Our test: PSTA’s new Sunrunner bus line doesn’t operate as promised

“The bus will leave when I’m finished cleaning,” the PSTA driver told the Tampa Bay Guardian reporter. We repeated our question: what is the scheduled departure time?

“It’s hard to keep the schedule,” the driver said and kept disinfecting the driver area, a process that took about two minutes.

Abishek Dayal, PSTA

With just two other passengers on the bus, the Sunrunner departed the “Beach Access” end station in St. Pete Beach at 8:52 AM, a full nine minutes behind schedule. Thus began our trial of PSTA’s new “Sunrunner” bus line. But the late departure was minor compared to the serious problems we found during our 5-stop ride.

When the Sunrunner began service six weeks ago, PSTA’s director of project management Abhishek Dayal told the Tampa Bay Times that the Sunrunner stops at every station “like a train.” That’s why there are “no buttons to press or cords to pull to alert the driver you’d like to get off.”

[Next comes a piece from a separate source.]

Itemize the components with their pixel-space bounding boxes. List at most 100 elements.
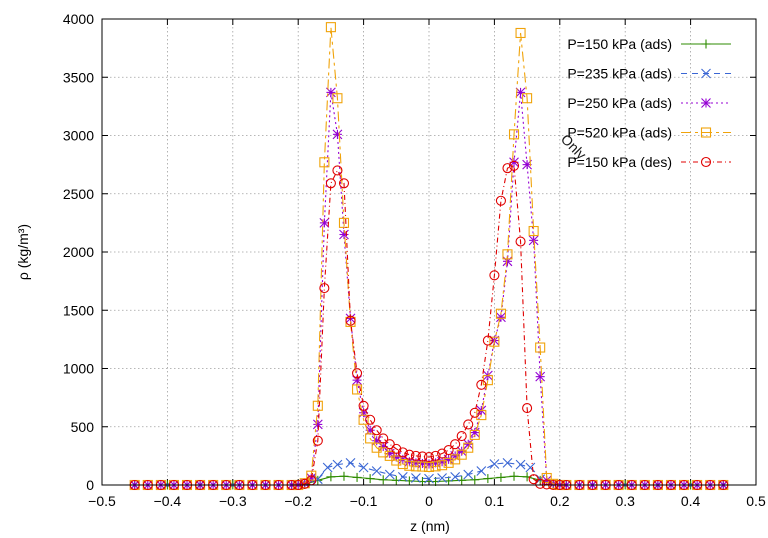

We found the reality to be completely different. The driver did not stop at the first “station” (a.k.a. “bus stop”), as documented in the below video.

The stop that the driver neglected to stop at was the 55th Avenue stop in St. Pete Beach, right across from the Tradewinds Resort.

The Times article mentioned above also said that the absense of any way “to alert the driver you’d like to get off…stirred confusion among some passengers.” Apparently, PSTA’s drivers are also “confused” on the topic of stopping the bus, despite the “intense training” PSTA says they have undergone.

The driver seemed to notice that we were video recording his actions, and subsequently only made perfunctory stops when no passengers seemed to want to get off or on. Such a perfunctory stop is seen at the end of this video. The door opened just a few inches before shutting again, providing more evidence of that “intense training” the drivers have undergone.

The Sunrunner has angered many residents  along the route. Not only did it create traffic chaos during construction, as shown below, it also permanently takes away a travel lane in each direction on St. Pete’s main east-west traffic artery. That artery is 1st Avenue North and South.

“People are angry at how the Sunrunner has encroached on their ability to travel, in their automobile” said Barb Haselden, a grassroots activist who led the 2014 effort to defeat PSTA’s light rail at the ballot box (62% voted no).

“Private passenger cars are by far the #1 mode of transportation,” Haselden continued. “This  PSTA boondoggle has taken away 20 miles of travel lanes on our main east-west traffic artery, and many people have lost their only at-home parking spaces in front of their homes.”

Haselden recorded this video showing non-existent ridership on the Sunrunner. The video also shows that there’s no signal prioritization, despite PSTA promising it (see below).

In future articles, we will cover several other aspects of the Sunrunner, including worrying incidents and accidents involving the Sunrunner to date.

We previously mentioned that our bus departed nine minutes late. The supposed departure time, according to Google Maps, is shown in the graphic on the right.

On PSTA’s “Schedules/Maps” page, the Sunrunner is the only bus line that doesn’t have a schedule. When you click on the schedule icon for the Sunrunner, you get a colorful, cheerful and confusing “How to Ride Guide” with no timetable. Yet there is a timetable, one which PSTA doesn’t talk about, and their drivers don’t adhere to.

Perhaps the PSTA drivers need even more “intense training” at taxpayer expense in order to perform difficult tasks like leaving the terminus on time, and stopping at all stations as instructed.